7. Devide et impera atau 'pecah belah dan kuasai' adalah siasat politik jitu penjajah
kolonial Belanda dalam menaklukkan perlawanan-perlawanan di Nusantara.
Kaum penjajah dianggap lawan oleh para penguasa daerah di Nusantara ketika
mereka dianggap mengancam kepentingannya. Sebaliknya, para penguasa daerah
menganggap kaum penjajah sebagai kawan ketika mereka dianggap dapat menjadi
sekutu dalam menaklukkan penguasa saingannya.

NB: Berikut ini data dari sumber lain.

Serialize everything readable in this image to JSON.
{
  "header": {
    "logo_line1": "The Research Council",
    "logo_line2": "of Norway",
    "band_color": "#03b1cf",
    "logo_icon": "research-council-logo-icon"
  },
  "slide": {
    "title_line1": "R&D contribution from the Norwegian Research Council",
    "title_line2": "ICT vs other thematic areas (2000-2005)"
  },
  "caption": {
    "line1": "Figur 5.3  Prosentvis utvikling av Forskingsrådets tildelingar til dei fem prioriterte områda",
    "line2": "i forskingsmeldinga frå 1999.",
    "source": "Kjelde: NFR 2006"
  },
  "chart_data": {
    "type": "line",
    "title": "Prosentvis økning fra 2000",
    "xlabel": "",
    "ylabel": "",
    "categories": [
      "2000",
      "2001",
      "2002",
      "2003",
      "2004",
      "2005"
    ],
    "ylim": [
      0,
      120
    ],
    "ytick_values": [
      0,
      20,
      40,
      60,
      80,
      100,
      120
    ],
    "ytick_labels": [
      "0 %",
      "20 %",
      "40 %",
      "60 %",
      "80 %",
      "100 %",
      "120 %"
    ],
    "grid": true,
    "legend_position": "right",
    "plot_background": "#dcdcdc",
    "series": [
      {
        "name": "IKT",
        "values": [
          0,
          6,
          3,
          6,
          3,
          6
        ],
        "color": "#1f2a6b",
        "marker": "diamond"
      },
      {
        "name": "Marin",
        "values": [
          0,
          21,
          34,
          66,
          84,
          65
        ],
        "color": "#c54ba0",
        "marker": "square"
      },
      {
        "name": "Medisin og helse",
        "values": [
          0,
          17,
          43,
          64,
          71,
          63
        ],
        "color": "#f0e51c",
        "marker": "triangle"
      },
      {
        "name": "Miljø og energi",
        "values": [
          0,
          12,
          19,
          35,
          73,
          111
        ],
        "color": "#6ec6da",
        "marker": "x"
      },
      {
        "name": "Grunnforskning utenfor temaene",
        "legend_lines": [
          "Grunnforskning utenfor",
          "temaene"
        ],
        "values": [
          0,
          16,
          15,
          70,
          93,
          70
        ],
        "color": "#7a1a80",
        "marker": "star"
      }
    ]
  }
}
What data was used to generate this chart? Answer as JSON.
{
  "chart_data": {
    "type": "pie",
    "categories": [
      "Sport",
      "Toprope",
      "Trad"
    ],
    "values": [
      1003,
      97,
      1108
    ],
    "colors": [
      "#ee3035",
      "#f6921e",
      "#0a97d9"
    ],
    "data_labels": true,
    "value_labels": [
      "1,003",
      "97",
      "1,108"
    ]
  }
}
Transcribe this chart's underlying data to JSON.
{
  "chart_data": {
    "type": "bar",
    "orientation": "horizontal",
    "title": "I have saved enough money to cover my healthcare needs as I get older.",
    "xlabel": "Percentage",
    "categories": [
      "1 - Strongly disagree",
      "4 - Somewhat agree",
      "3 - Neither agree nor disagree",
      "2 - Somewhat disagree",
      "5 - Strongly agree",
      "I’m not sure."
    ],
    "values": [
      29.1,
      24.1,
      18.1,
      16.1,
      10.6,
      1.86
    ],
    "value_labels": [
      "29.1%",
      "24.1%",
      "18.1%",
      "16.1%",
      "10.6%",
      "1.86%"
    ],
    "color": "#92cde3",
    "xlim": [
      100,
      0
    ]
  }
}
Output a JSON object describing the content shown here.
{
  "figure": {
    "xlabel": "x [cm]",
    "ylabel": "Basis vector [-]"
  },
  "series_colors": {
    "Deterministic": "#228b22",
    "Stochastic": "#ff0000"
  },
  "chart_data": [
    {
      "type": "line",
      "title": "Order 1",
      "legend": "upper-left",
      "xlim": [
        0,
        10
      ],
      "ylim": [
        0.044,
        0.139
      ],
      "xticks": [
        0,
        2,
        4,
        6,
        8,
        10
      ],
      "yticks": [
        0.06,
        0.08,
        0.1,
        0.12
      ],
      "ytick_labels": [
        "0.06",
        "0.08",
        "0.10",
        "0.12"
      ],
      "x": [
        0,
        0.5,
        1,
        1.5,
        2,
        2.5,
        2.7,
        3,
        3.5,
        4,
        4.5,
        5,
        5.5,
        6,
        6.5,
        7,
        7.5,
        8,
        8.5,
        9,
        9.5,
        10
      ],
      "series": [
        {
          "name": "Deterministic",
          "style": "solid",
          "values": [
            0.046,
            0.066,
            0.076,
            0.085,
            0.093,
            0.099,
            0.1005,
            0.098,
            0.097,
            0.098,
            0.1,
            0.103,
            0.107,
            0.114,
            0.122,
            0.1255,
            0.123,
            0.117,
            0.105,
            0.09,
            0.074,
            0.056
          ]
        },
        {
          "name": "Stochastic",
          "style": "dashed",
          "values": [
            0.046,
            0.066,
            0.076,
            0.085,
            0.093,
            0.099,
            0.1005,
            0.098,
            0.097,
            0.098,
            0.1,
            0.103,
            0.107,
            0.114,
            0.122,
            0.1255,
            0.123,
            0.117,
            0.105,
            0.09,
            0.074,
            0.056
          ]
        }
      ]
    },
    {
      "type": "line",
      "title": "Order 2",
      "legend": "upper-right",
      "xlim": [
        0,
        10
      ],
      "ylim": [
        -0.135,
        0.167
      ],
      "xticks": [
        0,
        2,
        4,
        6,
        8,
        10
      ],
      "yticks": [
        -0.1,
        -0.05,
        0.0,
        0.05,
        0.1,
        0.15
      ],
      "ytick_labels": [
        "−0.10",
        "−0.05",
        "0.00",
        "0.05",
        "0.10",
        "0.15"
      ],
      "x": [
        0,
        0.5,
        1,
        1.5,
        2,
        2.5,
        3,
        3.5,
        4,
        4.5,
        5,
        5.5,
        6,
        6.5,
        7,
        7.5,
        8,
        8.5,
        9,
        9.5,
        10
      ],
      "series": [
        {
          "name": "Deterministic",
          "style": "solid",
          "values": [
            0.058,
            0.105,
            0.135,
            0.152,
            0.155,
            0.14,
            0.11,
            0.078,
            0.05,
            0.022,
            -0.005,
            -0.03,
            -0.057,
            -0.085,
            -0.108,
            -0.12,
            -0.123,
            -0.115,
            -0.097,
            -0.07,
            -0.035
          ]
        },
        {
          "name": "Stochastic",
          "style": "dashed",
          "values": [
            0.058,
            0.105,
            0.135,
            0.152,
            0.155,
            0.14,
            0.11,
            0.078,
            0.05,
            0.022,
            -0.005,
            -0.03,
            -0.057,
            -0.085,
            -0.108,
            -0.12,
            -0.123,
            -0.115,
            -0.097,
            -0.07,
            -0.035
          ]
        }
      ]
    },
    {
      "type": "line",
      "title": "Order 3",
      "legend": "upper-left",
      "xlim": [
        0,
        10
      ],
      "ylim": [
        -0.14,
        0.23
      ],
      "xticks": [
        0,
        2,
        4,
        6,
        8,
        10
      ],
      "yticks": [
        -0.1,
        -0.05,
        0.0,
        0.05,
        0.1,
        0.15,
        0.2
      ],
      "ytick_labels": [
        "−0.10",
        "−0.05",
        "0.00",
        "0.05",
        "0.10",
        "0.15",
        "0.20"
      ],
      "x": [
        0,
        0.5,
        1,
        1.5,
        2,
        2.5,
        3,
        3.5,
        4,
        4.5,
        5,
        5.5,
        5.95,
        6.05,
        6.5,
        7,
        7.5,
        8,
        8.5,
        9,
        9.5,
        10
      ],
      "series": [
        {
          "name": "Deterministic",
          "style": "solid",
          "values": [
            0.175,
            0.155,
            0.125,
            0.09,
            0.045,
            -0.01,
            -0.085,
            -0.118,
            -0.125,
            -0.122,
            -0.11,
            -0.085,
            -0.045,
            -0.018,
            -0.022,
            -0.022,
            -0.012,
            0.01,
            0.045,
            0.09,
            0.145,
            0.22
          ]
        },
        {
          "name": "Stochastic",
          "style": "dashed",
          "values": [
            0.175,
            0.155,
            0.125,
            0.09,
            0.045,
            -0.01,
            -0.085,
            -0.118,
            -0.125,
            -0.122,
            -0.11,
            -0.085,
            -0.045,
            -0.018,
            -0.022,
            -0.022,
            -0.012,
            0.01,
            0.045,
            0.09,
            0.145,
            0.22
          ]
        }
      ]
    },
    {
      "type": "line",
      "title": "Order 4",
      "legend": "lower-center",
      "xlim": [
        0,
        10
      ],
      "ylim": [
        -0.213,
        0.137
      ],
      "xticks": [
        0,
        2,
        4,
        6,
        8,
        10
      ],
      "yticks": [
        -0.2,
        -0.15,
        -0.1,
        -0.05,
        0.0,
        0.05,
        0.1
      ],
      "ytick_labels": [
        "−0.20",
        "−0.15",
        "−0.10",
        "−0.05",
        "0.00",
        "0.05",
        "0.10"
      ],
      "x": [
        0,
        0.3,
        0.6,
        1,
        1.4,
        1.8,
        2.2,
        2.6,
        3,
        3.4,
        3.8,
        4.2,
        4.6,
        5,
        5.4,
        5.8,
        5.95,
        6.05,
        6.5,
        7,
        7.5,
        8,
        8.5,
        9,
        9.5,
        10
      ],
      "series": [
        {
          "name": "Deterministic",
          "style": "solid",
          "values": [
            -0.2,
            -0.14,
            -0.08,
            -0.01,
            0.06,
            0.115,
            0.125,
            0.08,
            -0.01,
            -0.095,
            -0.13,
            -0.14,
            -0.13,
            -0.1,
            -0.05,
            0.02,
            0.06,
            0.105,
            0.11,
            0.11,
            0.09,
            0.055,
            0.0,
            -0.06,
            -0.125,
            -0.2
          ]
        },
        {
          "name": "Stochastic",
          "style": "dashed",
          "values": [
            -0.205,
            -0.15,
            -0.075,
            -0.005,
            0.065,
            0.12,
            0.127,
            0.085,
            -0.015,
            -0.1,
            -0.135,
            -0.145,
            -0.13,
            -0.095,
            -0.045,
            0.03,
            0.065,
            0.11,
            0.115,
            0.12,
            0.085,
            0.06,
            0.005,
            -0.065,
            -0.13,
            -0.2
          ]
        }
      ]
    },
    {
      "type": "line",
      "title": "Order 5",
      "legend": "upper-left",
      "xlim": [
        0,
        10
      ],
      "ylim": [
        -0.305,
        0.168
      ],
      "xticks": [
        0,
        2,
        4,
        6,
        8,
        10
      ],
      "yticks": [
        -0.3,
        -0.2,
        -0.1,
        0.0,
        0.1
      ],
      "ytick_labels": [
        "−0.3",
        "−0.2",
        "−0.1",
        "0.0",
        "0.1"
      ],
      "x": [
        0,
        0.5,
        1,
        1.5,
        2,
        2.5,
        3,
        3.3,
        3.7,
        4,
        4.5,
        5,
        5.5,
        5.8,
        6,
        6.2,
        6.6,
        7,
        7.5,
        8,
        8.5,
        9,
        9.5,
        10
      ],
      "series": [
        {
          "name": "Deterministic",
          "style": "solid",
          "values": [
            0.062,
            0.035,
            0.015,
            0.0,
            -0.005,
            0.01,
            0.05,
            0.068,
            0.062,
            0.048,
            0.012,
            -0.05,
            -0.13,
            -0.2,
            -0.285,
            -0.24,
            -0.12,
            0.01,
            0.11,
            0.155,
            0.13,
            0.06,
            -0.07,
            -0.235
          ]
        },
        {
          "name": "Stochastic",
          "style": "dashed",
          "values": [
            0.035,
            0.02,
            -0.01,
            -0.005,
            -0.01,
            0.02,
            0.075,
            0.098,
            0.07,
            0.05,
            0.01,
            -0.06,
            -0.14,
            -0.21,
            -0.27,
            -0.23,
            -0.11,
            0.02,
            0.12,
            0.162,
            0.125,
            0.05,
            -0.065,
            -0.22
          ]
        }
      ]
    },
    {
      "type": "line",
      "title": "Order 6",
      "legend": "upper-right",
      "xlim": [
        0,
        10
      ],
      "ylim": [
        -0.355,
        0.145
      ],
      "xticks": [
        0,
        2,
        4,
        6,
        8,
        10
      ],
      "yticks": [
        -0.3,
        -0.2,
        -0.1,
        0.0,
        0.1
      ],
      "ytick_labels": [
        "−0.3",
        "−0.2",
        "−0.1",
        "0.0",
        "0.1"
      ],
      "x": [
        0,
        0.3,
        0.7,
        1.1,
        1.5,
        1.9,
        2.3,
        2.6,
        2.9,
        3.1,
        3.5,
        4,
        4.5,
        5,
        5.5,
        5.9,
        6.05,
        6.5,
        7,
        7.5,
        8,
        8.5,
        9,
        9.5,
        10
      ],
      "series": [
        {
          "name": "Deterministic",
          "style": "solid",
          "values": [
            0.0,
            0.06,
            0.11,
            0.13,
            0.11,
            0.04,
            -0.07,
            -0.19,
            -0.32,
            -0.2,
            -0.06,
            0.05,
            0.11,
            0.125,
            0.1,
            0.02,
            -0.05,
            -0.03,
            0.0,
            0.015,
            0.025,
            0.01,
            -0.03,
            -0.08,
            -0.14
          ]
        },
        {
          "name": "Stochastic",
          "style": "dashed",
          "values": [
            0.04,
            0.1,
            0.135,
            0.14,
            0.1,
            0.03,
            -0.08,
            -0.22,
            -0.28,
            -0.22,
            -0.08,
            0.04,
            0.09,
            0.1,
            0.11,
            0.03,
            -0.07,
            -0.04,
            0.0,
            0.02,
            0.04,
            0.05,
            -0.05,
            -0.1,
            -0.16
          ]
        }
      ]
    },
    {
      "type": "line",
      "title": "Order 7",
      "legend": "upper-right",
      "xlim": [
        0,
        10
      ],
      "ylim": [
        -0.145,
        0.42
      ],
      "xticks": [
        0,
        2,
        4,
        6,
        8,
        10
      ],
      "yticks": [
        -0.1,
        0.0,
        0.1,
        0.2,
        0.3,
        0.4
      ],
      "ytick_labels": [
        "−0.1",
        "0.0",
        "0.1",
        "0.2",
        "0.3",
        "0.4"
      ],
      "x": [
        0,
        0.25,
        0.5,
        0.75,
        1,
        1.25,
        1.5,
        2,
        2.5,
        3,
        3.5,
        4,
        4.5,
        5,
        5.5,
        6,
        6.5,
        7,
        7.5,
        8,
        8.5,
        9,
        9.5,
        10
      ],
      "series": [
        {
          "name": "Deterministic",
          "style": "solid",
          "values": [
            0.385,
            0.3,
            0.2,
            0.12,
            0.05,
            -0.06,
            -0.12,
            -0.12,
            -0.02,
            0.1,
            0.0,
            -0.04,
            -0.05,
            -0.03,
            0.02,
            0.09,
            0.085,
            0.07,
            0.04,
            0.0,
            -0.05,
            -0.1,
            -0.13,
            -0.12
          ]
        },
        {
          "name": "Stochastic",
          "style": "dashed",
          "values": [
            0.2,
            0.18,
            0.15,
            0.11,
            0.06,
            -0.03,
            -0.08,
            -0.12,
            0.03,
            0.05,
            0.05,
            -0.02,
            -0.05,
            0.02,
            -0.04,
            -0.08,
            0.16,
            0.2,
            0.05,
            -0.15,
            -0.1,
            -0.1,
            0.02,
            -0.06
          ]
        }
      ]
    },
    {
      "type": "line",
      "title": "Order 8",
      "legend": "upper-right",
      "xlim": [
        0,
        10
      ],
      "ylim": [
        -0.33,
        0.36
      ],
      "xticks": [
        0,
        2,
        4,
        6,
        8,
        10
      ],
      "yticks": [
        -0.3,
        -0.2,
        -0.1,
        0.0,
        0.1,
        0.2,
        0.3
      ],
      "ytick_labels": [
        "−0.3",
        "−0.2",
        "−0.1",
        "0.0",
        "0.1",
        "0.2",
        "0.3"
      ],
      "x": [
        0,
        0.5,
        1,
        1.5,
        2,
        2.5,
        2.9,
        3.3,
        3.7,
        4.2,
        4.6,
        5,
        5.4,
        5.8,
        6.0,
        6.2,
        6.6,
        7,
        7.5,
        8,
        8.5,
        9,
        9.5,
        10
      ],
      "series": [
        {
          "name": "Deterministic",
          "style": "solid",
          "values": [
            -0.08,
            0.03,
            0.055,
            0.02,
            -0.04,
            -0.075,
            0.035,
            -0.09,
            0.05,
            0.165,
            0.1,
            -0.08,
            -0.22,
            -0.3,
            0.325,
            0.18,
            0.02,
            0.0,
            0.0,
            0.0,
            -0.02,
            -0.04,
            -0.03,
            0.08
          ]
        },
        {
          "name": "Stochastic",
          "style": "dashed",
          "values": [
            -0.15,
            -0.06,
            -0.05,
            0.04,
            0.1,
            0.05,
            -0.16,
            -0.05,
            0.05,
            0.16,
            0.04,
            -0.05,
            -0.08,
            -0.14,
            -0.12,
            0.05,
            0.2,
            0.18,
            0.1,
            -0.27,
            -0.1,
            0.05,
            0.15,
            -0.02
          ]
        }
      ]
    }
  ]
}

Jadi, politik pecah belah adalah
siasat yang dijalankan Belanda dalam mengadu domba kerajaan di Nusantara.
8. Aceh menjadi salah satu wilayah yang paling sulit ditaklukkan oleh Belanda di
Nusantara. Hal ini dikarenakan Aceh memiliki pemimpin perang yang hebat
serta memiliki kekuatan militer dan sipil yang tangguh. Pemerintah Aceh juga pada
masa silam telah menjalin hubungan diplomasi dengan banyak negara luar, salah
satunya yang paling signifikan adalah dengan Turki Utsmani. Tindak tanduk Aceh di
kancah internasional membuat Belanda berpikir dua kali jika ingin menguasai Aceh
secara drastis.
9. Sifatnya masih kedaerahan, maksudnya belum serentak dilakukan di seluruh
nusantara, dan juga sifatnya masih ketergantungan pada pemimpin daerah tersebut.
Lalu rasa persatuan dan kesatuan antar daerah belum muncul.
10. Pengaruh kedatangan Bdangsa Eropa dalam bidang sosial-budaya yang masih dapat
ditemukan hingga kini adalah adanya agama Kristen, program transmigrasi
penggunaan kata serapan asing, seni dan peninggalan gaya arsitektur.